Sous pression depuis le début de ce procès, qui tente de faire la lumière sur ce funeste jour de 2017 où le car scolaire qu’elle conduisait a été percuté par un train à un passage à niveau, causant la mort de six collégiens, la conductrice s’est effondrée, provoquant un report de l’audience.

Effondrée et en larmes après des questions des avocats des parties civiles, Nadine O., la conductrice du bus scolaire de Millas, a craqué ce jeudi 22 septembre à la barre du tribunal correctionnel de Marseille, après un peu plus d’une heure d’audience. Sa prise en charge par les marins-pompiers après une crise de sanglots en plein témoignage a conduit la présidente du tribunal Céline Ballerini à suspendre d’abord l’audience, puis à renvoyer la suite de son interrogatoire, devenu impossible, à lundi matin.

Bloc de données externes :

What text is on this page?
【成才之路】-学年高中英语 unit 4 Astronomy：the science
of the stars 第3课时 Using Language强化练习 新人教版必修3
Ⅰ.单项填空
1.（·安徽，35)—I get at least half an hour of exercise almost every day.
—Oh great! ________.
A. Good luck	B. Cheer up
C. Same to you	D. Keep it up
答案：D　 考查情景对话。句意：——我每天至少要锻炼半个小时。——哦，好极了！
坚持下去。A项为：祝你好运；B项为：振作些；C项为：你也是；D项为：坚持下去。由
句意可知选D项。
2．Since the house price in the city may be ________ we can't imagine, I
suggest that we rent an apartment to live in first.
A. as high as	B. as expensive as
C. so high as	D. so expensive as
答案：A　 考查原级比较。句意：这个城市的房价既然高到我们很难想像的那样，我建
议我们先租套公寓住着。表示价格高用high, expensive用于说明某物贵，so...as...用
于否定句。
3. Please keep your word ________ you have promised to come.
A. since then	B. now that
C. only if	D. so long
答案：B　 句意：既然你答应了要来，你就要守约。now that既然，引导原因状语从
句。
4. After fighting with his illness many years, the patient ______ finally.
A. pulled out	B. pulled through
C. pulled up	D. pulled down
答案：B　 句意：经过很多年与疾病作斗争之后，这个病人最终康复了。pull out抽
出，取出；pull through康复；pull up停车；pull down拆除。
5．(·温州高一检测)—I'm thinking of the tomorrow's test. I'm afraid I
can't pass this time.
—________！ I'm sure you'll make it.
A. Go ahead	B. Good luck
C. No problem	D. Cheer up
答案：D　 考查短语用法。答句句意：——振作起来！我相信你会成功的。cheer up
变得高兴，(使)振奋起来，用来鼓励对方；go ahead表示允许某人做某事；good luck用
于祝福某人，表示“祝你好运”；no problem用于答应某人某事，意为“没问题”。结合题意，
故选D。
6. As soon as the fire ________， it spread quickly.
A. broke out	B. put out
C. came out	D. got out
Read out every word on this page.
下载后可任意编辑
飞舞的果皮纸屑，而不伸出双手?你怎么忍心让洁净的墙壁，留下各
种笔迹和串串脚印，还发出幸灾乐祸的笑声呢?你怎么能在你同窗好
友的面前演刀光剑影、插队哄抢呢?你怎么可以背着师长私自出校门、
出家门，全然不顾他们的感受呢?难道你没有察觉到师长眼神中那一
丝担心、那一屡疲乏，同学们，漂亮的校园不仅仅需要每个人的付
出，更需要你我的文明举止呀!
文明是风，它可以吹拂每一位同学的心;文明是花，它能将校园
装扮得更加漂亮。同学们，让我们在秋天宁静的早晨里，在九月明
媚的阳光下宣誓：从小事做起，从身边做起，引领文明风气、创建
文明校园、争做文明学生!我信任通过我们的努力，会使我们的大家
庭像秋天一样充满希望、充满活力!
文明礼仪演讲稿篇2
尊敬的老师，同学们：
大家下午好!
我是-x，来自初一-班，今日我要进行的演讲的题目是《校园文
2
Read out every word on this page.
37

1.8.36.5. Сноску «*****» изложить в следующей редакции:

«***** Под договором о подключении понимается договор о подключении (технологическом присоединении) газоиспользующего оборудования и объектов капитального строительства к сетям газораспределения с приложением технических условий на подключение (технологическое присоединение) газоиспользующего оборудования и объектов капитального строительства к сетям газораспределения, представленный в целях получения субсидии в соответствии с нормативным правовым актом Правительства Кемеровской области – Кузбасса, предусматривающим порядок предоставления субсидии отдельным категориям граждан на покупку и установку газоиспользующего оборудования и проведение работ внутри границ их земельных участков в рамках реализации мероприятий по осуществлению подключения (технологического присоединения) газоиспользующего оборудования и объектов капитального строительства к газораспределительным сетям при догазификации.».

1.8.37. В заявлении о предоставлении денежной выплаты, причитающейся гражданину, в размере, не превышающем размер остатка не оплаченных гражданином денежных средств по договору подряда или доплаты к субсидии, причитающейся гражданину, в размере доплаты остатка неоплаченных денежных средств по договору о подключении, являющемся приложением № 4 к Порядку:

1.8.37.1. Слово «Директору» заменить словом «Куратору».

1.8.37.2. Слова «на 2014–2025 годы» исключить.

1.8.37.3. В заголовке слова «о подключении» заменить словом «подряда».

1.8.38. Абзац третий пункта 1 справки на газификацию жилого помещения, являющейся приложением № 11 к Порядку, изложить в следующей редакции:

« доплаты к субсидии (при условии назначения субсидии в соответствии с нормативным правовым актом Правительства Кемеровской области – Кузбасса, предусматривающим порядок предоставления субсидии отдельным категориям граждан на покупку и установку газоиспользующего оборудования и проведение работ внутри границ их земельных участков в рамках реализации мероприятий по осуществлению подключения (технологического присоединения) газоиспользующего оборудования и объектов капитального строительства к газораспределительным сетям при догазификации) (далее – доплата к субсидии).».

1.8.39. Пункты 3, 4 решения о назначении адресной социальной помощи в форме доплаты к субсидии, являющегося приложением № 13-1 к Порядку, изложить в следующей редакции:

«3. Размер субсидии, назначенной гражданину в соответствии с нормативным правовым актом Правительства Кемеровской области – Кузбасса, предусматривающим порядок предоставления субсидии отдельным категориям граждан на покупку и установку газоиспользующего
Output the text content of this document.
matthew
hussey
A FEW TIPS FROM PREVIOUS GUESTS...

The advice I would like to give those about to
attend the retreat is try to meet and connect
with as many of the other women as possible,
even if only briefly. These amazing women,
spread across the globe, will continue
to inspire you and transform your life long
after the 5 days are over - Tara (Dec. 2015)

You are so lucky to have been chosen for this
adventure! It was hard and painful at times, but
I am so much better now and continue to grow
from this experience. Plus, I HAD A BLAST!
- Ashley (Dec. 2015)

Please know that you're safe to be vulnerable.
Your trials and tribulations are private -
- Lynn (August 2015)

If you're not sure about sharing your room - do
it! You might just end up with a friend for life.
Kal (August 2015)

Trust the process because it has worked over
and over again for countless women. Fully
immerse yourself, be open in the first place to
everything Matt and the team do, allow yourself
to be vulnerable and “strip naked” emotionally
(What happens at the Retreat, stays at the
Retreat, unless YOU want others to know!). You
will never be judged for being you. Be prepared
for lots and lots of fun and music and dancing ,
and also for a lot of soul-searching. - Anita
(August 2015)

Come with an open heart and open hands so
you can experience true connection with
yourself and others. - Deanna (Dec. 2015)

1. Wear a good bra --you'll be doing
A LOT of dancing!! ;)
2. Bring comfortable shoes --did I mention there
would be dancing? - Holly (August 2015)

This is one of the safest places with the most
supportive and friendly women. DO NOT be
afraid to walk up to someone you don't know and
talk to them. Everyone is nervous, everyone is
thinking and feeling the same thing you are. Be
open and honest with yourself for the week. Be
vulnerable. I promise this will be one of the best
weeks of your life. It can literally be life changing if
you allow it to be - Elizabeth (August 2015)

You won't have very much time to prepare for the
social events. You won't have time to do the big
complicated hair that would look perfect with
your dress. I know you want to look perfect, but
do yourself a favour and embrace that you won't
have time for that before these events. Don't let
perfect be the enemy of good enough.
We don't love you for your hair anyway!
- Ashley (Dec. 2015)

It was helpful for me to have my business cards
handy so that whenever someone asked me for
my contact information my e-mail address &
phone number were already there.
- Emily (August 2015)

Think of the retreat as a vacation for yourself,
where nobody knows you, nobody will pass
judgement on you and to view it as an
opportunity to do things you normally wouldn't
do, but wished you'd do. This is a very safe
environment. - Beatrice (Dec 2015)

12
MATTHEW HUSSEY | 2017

Ce dernier était consacré aux expertises médicales menées sur Nadine O. durant l’instruction pour « homicides et blessures involontaires ». Pas de trouble auditif ni visuel selon les médecins, mais un « trou noir » a martelé la conductrice du bus scolaire de Millas percuté par un train le 14 décembre 2017 pour un terrible bilan de six collégiens décédés et dix-sept autres blessés.

Malgré de nombreux témoignages qui affirment l’inverse depuis lundi et interrogée par les avocats des familles de victimes, elle maintient que la barrière du passage à niveau était levée quand elle a engagé son bus avant le drame, son dernier souvenir.

« Si je vous dis que la barrière était ouverte, elle était ouverte ! »

« Je n’ai pas entendu le klaxon du train », soutient dans un flot de larmes et de hoquets la conductrice, cintrée dans sa veste noire, les mains croisées sur le pupitre. « Une fois que j’ai passé mon car, je m’apprête à me relancer et je me réveille par terre. C’est là que j’ai eu un trou noir. Je ne me vois pas déposer les enfants et je comprends qu’il y a un problème. J’ouvre les yeux, j’entends plein de cris, je ne vois pas grand-chose. J’ai l’impression de voir la scène d’en haut, j’entends des hélicoptères… Je me demande pourquoi je vois les sièges. » Son audition du jour s’arrêtera là.

Mercredi, alors que plusieurs avocats des parties civiles la poussaient dans ses retranchements après les expertises techniques montrant qu’elle n’avait pas respecté un stop à la sortie du collège et qu’elle conduisait à une allure soutenue, elle avait finalement reconnu ne pas avoir « respecté forcément le stop », contrairement à ses premières affirmations. Mais, toujours en larmes, elle avait encore répété : « Si je vous dis que la barrière était ouverte, elle était ouverte ! »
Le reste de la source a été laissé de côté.